Quali? Anzitutto disegnare un sistema di aiuti che non abbia come obiettivo quello di annacquare il segnale di prezzo ma quello di soccorrere chi, tra famiglie e imprese, ne ha realmente bisogno. In secondo luogo, facendo delle semplificazioni non solo una bandiera da sventolare, ma una realtà concreta dei nostri processi autorizzativi. In terzo luogo, concentrandosi sull’attuazione di provvedimenti cruciali che altrimenti rischiano di rimanere solo sulla carta: la ripresa della produzione nazionale, il riempimento degli stoccaggi, l’installazione di nuove infrastrutture per l’import di gas. Per non citare i mille altri casi di tecnologie e fonti di energia che potrebbero alleviare la condizione del nostro paese: da settimane si attende il decreto col nuovo quadro regolatorio sul biometano, per citarne uno cruciale in questa fase di scarsità di gas. O il ruolo delle biomasse nella nostra economia, che ne ha un importante potenziale vista l’estensione del settore agricolo. O, ancora, attivare strumenti di coinvolgimento della domanda nei mercati elettrici per cercare di risolvere gli squilibri con un incentivo implicito a spostare i consumi verso le fasce orarie in cui l’offerta è più abbondante. Lanciare subito una campagna di comunicazione per promuovere il risparmio energetico e la moderazione dei consumi. Introdurre strumenti innovativi per favorire le fonti rinnovabili, come per esempio forme di garanzia pubblica o altri meccanismi di incentivo per i contratti di fornitura di lungo termine tra produttori rinnovabili e grandi consumatori o aggregatori di domanda. Dare rapida attuazione alle misure del ddl Concorrenza sulle gare per l’idroelettrico, in modo da liberare il valore incagliato nei grandi bacini. Infine, guardare più a medio termine, per non arrivare fuori tempo massimo alle importanti scadenze che abbiamo davanti – dalla liberalizzazione del mercato elettrico e gas (2024) alla celebrazione delle gare per le reti locali gas fino alla riassegnazione delle concessioni per la distribuzione elettrica (che va definita entro il 2025). 

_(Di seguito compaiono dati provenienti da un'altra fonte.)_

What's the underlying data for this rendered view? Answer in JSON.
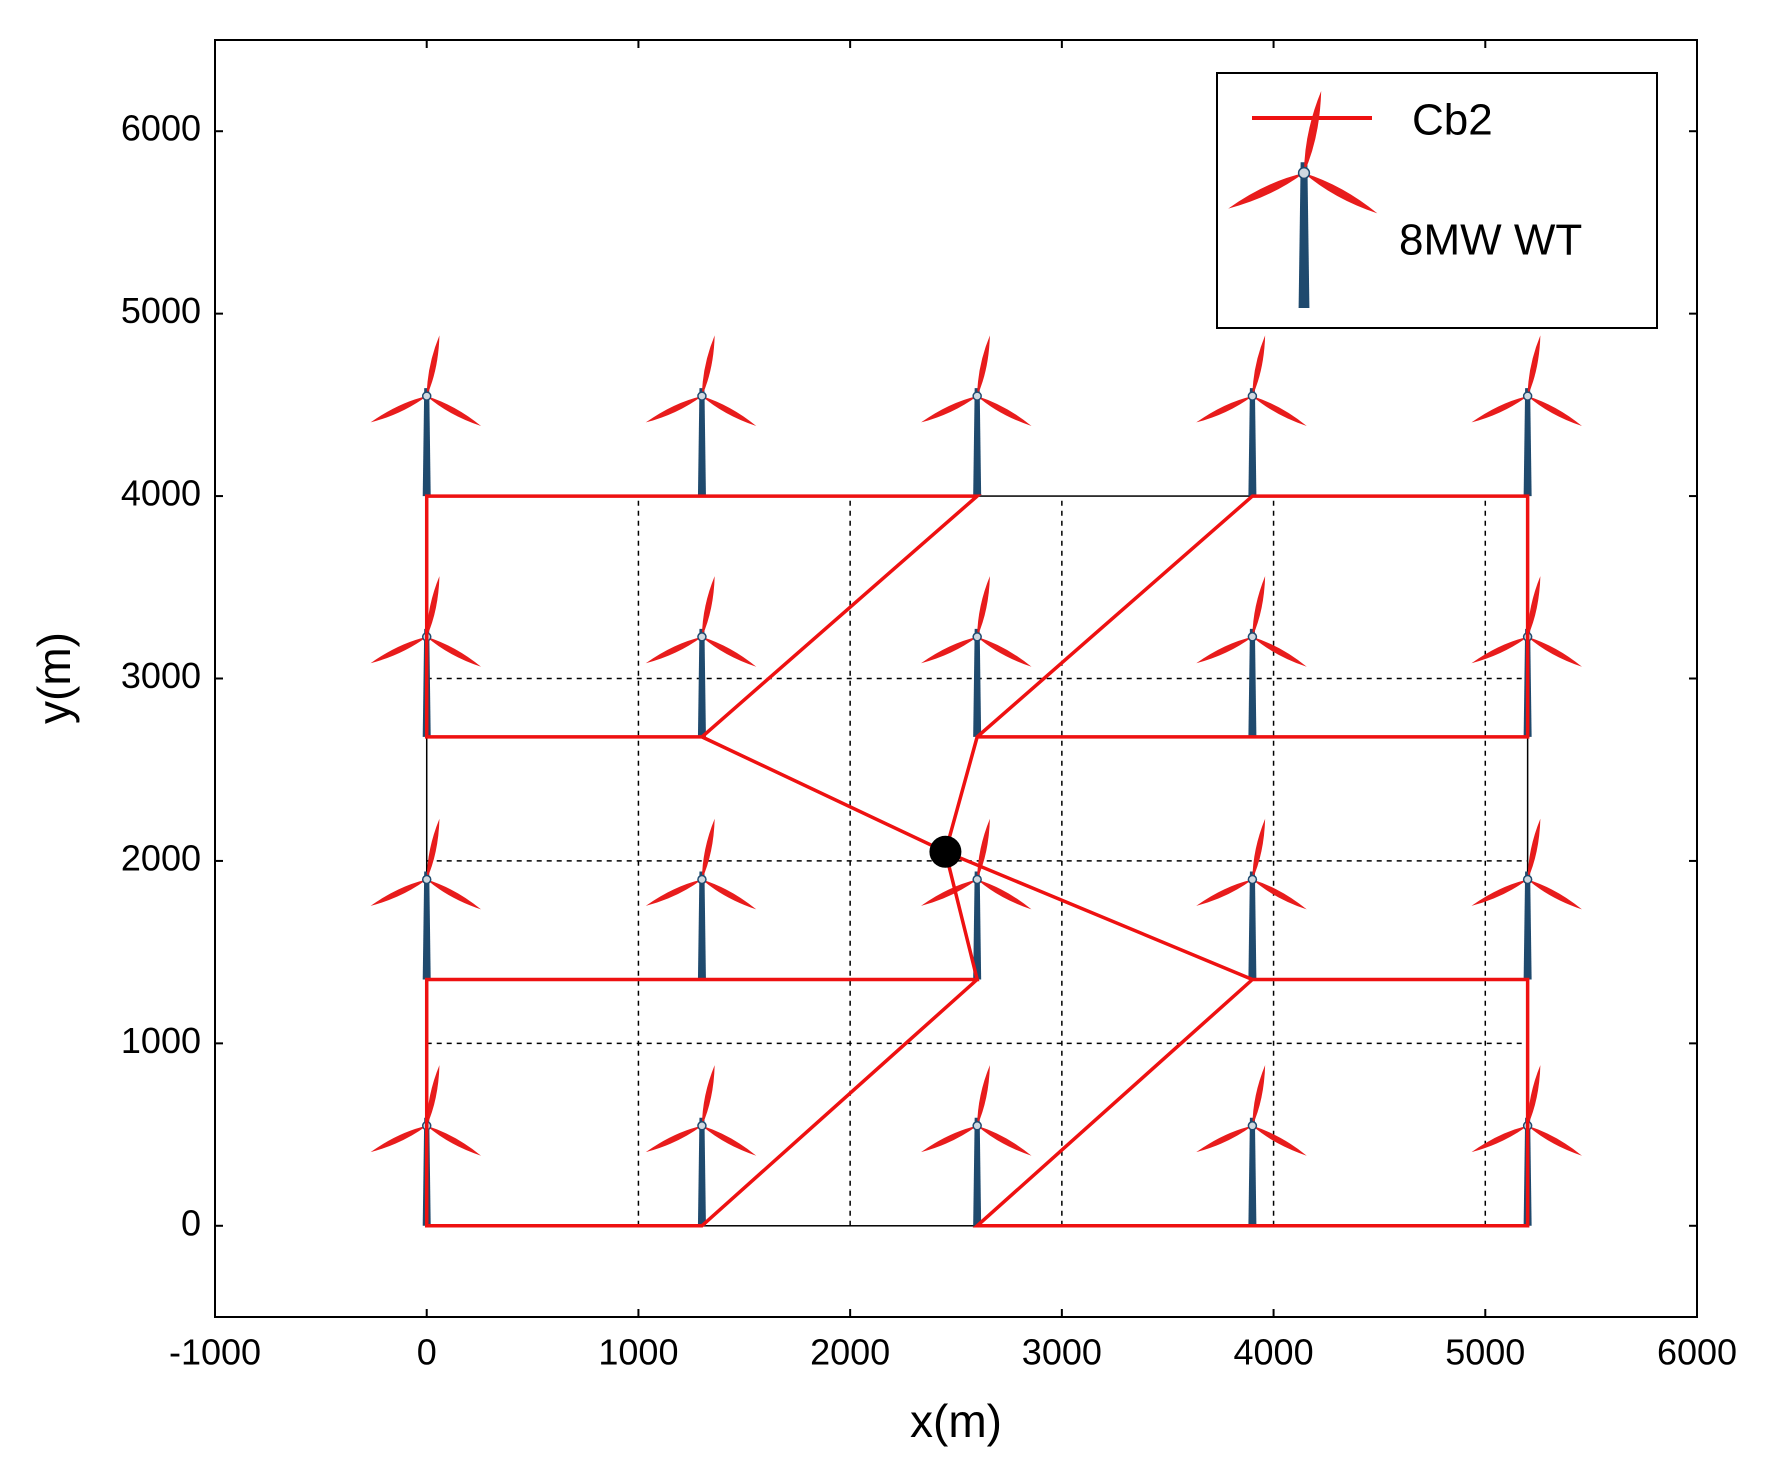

Il governo si è insomma cacciato in un angolo dal quale sembra vedere le politiche energetiche in modo strabico: un occhio è ossessivamente rivolto al presente, e quindi ragiona solo in termini di misure emergenziali; l’altro guarda a un futuro lontano e forse impossibile nel quale vengono stravolte regole scritte a metà anni Novanta e riconfermate dallo stesso governo Draghi solo pochi mesi fa col decreto di recepimento delle nuove direttive sul market design. Quello che finora è mancato è probabilmente un tentativo di leggere le cause della crisi, e predisporre una terapia proporzionata e coerente con l’altro grande asse della nostra politica energetica, cioè la decarbonizzazione. L’esecutivo ha pochi mesi prima delle elezioni: dovrebbe usarli per predisporre un sentiero ragionevole e solido, anziché lasciare in eredità alla prossima legislatura un disordinato e frenetico affastellarsi di provvedimenti ciascuno dei quali tenta – spesso senza riuscirci – di riparare i guasti di quello precedente.
  

Carlo Stagnaro è direttore ricerche e studi dell’Istituto Bruno Leoni. Con Alberto Saravalle ha scritto “Molte riforme per nulla” (Marsilio, 2022).